Sixty-three disease-activity measurement tools were identified through a systematic review of the literature. Using exclusion criteria and comments from an expert advisory panel, that list was narrowed to 14 measures. After practicing rheumatologists rated nine of the 14 measures as useful and feasible, the working group identified six that had the best psychometric properties, including reliability, validity, and responsiveness. Those selected for the final list include the Clinical Disease Activity Index (CDAI), Disease Activity Score with 28-joint counts (DAS28), Patient Activity Scale (PAS), PAS-II, Routine Assessment of Patient Index Data with three measures (RAPID-3), and Simplified Disease Activity Index (SDAI).

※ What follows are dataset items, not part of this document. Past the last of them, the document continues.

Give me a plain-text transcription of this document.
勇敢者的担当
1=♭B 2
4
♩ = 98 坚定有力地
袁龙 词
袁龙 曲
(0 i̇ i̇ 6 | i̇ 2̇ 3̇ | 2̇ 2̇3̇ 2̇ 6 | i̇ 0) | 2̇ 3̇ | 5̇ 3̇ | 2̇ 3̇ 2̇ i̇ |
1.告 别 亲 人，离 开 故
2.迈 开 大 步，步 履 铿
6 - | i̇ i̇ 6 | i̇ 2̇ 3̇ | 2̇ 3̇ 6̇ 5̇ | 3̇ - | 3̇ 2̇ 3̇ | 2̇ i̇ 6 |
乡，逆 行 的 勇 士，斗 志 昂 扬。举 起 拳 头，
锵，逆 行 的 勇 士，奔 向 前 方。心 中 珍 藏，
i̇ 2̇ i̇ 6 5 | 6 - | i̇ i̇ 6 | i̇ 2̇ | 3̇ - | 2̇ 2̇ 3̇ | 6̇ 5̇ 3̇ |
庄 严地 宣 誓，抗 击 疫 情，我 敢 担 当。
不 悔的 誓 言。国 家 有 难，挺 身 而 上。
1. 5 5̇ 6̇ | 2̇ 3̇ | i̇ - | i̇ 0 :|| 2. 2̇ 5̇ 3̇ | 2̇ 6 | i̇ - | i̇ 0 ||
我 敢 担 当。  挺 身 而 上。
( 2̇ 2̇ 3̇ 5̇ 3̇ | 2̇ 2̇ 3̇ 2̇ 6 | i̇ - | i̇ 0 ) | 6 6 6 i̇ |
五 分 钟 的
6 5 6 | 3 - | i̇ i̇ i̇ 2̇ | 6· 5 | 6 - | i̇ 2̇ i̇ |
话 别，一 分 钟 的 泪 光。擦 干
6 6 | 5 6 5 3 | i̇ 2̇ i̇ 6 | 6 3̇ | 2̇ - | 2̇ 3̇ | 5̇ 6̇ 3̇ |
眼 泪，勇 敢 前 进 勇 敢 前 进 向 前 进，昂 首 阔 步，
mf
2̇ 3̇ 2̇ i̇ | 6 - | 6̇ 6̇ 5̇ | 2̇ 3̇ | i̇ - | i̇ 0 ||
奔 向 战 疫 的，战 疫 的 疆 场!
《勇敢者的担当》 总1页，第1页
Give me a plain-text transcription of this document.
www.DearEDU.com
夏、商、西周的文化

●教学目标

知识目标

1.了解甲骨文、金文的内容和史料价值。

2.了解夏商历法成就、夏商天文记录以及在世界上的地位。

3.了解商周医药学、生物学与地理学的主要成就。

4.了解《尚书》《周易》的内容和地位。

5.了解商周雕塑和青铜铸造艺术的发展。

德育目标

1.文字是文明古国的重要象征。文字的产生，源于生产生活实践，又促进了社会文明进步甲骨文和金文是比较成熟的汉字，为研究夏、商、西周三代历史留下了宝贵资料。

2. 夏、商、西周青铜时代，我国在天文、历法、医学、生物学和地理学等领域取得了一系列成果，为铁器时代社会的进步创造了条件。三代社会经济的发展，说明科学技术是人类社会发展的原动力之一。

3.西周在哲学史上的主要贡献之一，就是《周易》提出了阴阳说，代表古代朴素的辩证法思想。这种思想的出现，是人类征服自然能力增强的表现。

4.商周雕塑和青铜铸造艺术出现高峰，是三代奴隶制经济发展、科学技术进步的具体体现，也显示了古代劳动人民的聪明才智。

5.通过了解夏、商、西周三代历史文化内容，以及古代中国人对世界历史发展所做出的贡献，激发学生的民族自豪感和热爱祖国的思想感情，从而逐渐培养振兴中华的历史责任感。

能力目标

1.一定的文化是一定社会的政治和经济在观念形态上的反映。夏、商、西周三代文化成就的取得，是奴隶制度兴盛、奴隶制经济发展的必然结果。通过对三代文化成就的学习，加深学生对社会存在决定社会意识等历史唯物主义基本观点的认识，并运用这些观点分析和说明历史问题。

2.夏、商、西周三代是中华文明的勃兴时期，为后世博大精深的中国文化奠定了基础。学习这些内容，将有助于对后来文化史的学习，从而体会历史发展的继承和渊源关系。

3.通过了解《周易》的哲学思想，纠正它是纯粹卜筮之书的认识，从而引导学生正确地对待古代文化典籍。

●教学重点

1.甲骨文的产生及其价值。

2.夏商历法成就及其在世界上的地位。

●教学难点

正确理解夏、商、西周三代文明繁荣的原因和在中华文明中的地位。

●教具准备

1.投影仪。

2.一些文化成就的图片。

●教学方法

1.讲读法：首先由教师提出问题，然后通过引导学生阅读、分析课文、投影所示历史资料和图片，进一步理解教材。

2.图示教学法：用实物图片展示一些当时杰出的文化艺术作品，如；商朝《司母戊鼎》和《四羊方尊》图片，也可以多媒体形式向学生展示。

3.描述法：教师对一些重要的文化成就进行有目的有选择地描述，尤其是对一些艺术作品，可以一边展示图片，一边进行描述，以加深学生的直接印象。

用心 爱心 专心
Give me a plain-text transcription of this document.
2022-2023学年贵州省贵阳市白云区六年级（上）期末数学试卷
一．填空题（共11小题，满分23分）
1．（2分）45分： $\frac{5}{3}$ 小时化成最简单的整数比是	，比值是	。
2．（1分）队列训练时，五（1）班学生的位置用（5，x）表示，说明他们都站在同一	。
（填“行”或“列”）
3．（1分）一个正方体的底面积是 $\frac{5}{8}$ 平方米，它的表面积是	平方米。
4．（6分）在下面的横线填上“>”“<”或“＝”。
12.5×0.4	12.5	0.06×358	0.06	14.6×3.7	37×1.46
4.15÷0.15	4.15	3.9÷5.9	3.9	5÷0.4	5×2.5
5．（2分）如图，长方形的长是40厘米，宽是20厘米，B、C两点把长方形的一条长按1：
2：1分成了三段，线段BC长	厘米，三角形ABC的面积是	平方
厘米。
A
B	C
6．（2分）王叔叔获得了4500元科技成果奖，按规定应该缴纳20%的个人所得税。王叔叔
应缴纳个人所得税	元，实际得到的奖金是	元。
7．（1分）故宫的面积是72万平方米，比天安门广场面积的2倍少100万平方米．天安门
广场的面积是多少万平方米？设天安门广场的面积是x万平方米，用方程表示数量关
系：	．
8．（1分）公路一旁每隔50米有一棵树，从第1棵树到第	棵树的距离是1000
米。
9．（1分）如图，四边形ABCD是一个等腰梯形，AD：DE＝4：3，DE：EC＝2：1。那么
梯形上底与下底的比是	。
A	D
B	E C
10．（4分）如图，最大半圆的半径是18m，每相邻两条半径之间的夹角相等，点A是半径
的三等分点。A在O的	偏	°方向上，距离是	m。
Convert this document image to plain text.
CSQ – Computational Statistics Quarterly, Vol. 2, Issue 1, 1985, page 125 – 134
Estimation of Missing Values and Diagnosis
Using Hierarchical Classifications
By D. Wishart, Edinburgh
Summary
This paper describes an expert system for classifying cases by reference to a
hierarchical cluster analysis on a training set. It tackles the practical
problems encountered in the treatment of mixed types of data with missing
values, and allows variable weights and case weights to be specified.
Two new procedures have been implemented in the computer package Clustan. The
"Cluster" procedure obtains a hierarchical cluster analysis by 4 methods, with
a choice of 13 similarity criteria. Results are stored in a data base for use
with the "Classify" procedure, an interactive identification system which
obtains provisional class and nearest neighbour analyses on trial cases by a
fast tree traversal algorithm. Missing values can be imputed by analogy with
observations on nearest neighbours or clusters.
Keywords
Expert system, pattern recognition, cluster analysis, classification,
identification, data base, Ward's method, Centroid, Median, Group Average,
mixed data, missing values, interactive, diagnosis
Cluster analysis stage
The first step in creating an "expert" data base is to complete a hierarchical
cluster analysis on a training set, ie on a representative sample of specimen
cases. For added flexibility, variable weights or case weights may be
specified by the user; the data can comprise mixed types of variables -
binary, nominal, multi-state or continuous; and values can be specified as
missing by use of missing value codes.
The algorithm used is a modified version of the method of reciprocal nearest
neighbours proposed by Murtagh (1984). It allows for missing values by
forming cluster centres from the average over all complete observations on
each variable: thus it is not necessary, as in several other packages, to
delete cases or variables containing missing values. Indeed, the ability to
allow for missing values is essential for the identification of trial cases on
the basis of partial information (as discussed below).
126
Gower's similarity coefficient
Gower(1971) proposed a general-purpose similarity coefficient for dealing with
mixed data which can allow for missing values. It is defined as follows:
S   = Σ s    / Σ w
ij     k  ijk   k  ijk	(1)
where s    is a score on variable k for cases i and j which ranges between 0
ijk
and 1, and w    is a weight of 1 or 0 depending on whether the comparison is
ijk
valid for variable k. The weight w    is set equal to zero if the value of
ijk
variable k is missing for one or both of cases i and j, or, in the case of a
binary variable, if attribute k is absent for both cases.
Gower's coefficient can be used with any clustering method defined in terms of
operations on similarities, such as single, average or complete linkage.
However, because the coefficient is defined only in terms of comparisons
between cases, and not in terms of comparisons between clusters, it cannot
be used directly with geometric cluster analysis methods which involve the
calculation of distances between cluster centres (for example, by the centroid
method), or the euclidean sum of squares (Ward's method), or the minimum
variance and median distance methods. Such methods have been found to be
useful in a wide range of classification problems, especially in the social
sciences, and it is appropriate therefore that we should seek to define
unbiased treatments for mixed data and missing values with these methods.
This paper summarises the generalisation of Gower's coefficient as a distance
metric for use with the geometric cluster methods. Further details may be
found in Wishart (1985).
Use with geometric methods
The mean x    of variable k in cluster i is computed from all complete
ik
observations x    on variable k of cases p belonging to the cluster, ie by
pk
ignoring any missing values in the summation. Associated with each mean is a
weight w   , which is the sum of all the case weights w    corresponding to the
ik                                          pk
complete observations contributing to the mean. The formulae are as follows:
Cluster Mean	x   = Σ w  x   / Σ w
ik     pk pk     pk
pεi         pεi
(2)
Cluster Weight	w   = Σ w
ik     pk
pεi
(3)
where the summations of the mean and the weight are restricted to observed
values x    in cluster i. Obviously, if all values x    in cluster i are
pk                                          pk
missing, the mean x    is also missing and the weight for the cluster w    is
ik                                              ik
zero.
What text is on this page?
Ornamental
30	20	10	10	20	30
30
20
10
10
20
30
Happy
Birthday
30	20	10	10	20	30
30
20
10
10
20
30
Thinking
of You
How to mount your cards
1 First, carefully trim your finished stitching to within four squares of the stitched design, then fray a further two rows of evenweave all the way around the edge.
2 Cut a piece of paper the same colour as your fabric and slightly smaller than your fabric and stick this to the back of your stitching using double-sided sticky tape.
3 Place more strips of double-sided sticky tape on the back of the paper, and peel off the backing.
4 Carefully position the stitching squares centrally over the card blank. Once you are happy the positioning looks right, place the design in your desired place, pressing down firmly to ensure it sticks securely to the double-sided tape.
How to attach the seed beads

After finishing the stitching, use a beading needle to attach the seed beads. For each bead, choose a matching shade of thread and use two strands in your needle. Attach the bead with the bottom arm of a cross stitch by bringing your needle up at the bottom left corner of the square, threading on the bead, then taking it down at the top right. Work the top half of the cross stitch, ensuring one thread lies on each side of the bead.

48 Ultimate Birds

Three of the six are patient-reported measures: PAS, PAS-II, and RAPID-3. The CDAI adds assessment by the physician, and SDAI and DAS28 include both physician assessment and laboratory values. Each of the six measures is also a composite measure, which can “reduce the risk that any one aspect of a patient’s disease drives the disease activity in one direction or another…to help prevent extreme results,” Dr. Kazi explains. The selection of six disease-activity measures should help “sort out the muddle that was out there with 63 possible tools,” he says. These six should also provide maximum flexibility to rheumatologists, with some measures completed by the patient in the waiting room, and others completed by both patient and physician.
“These measures are not perfect and are not a substitute for clinical judgment, but they can provide an additional tool to identify the patient’s current state of disease activity and provide a language that allows some consistency between physicians,” Dr. Kazi says. “We are doing our patients a favor by using a measure that is transportable from practice to practice.”
Other key points in the recommendations:
- Systematic use of these tools can help implement “treat-to-target” goals;
- Patient-reported measures take fewer than three minutes to complete and have simple mathematical scoring, but lack formal joint assessment;
- Patient-/provider-reported CDAI does not require an acute-phase reactant, but does require that providers conduct detailed joint counts consistently; and
- Both the SDAI and DAS28, conducted by the physician, include tender and swollen joints counts and an acute-phase reactant.
Dr. Kazi says physicians should find a disease activity measure “that works for your practice. Be consistent with it, and use it consistently and longitudinally with the same patient. We look at so many things to decide how a patient is doing, and this is one more tool that can help us take better care of patients.”